Monday, July 9, 2012

“Mr. Watson--Come here--I Want to See You"

The confirmation of the existence of the Higgs Boson is reminiscent of Alexander Graham Bell’s famous “Mr. Watson—Come here—I want to see you.” The utterance on March l0, 1876 ushered in the age of modern telecommunications and it was a reference point at least once during the Golden Age of Television when programs like You Are There, hosted by Walter Cronkite, dramatized great moments in history. We’ve come a long way baby, but Dieter Heuer, the director general of CERN, was hard put to provide a useful answer when asked on CNN the other day about what the discovery of the Higgs Boson will mean for the average Joe. He made some general points about the discovery of the Boson having importance for anyone who is interested in how the universe came to be, but it was hard to surmise how the discovery of the Boson would fare when compared to that of the phone.
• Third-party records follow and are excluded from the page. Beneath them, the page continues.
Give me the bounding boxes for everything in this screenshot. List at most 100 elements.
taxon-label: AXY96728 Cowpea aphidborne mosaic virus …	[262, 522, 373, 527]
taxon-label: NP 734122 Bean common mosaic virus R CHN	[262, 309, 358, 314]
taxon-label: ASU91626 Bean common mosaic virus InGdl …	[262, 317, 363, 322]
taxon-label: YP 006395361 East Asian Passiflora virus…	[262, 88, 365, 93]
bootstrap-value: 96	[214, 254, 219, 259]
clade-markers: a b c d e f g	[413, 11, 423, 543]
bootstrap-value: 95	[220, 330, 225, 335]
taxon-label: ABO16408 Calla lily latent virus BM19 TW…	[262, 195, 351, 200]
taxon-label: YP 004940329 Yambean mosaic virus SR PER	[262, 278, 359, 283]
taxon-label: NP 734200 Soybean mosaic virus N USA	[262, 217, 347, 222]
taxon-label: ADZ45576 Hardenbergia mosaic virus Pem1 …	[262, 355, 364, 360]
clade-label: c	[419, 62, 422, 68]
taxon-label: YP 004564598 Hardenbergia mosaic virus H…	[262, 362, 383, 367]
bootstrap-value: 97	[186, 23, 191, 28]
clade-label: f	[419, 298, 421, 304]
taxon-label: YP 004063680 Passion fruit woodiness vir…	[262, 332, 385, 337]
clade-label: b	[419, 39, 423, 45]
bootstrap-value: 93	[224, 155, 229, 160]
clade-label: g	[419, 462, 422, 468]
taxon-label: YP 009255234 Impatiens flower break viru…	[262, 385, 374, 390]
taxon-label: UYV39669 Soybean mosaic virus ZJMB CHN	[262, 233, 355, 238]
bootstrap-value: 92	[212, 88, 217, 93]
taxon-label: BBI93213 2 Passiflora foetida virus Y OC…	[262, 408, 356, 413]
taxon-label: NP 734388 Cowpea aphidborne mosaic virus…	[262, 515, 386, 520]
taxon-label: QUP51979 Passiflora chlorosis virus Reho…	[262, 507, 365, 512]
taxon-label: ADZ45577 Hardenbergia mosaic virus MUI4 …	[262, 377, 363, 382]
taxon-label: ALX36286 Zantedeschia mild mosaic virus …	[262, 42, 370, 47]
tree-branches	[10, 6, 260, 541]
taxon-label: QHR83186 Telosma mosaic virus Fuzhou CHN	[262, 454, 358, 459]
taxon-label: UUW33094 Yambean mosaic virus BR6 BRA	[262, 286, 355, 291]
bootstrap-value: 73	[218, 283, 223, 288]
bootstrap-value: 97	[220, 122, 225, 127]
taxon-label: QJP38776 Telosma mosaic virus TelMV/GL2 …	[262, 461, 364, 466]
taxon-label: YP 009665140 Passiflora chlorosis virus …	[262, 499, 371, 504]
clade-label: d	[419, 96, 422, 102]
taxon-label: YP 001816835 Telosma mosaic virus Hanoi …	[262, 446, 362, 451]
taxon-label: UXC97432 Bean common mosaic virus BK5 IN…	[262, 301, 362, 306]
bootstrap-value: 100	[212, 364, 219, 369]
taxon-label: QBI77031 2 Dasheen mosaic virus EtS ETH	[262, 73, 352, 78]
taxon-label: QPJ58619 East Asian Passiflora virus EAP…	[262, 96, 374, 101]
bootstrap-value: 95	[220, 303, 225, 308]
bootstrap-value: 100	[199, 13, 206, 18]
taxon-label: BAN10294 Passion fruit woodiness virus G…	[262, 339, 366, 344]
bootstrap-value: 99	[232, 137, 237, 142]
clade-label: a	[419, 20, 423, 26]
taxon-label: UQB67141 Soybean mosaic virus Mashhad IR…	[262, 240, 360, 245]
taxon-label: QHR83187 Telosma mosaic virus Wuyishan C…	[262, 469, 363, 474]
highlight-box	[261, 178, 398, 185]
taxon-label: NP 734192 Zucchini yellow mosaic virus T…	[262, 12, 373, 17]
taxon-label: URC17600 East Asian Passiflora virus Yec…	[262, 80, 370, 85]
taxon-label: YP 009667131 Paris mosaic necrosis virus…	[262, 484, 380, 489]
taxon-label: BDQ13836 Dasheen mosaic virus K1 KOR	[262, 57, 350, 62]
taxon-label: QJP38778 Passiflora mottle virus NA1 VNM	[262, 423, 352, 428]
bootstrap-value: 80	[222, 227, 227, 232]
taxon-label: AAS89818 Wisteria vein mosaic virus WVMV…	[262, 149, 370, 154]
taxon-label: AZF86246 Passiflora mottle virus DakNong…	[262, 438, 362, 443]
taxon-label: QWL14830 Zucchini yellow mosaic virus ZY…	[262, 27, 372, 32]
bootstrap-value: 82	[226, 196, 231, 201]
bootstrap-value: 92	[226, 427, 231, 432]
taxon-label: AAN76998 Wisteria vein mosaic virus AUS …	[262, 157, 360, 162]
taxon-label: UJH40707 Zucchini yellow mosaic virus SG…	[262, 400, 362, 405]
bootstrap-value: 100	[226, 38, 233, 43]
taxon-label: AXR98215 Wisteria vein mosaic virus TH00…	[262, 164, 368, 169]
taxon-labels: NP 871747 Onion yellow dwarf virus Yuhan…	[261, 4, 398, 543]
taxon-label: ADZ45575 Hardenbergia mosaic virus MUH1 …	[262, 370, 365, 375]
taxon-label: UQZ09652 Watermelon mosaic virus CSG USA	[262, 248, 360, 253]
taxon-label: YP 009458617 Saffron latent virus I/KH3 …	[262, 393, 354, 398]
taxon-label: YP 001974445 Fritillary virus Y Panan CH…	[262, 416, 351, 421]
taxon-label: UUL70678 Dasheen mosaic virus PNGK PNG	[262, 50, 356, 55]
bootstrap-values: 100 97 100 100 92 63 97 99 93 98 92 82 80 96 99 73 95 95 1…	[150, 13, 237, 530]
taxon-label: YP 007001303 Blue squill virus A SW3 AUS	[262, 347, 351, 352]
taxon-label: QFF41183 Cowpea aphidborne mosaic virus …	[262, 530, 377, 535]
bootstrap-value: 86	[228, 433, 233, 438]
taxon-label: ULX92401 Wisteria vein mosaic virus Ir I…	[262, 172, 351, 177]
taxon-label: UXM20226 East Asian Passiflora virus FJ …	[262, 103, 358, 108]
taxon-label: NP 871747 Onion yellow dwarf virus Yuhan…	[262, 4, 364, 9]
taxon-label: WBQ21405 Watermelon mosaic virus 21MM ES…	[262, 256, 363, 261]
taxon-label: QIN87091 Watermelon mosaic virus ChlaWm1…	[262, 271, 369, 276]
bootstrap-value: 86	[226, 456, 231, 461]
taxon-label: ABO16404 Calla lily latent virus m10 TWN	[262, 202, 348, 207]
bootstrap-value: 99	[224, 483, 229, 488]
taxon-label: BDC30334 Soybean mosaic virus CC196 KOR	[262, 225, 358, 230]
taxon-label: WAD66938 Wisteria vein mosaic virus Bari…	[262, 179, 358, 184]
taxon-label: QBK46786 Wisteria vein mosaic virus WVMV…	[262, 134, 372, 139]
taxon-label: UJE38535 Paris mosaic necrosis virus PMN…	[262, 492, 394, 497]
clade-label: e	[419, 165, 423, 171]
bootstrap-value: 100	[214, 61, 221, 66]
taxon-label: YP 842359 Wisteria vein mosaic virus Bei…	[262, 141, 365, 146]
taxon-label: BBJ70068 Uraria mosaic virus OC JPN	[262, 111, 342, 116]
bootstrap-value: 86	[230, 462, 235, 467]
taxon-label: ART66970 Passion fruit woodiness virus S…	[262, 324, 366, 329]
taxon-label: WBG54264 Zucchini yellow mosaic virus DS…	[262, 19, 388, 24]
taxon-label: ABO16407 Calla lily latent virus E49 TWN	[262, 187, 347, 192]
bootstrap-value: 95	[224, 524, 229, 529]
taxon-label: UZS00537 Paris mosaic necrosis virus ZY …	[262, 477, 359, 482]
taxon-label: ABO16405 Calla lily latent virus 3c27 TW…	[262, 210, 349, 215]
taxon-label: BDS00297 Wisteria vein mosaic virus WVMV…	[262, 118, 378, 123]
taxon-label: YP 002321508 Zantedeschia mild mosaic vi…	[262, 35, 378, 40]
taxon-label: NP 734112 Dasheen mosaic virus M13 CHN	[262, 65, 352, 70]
Take-out Chinese food and escort services are examples of two industries that could not subsist without the phone, but it’s unclear what industries will be improved or created by the Boson. Will the discovery of the mysterious particle have an effect on equally mysterious financial instruments like synthetic derivatives? In some way the discovery of the Higgs Boson, which has represented an investment of billions of dollars in research funds, is too big to be useful. As if to underscore this point, the Times’ Dennis Overbye repeated the same line in his coverage of the event, “Physicists Find Elusive Particle Seen as Key to Universe,” 7/4/12) as he did on 6/19/12, “New Data on Elusive Particle is Shrouded in Secrecy.” Describing “a cosmic molasses” and the way it helps particles to get mass, he compared it to the way “a bill going through congress attracts riders and amendments, becoming ever more ponderous.” Only two words changed. In the original piece he used “moving” instead of “going through congress” and “gains” rather than “attracts riders.” When people start to repeat themselves, it usually means they have run out of things to say.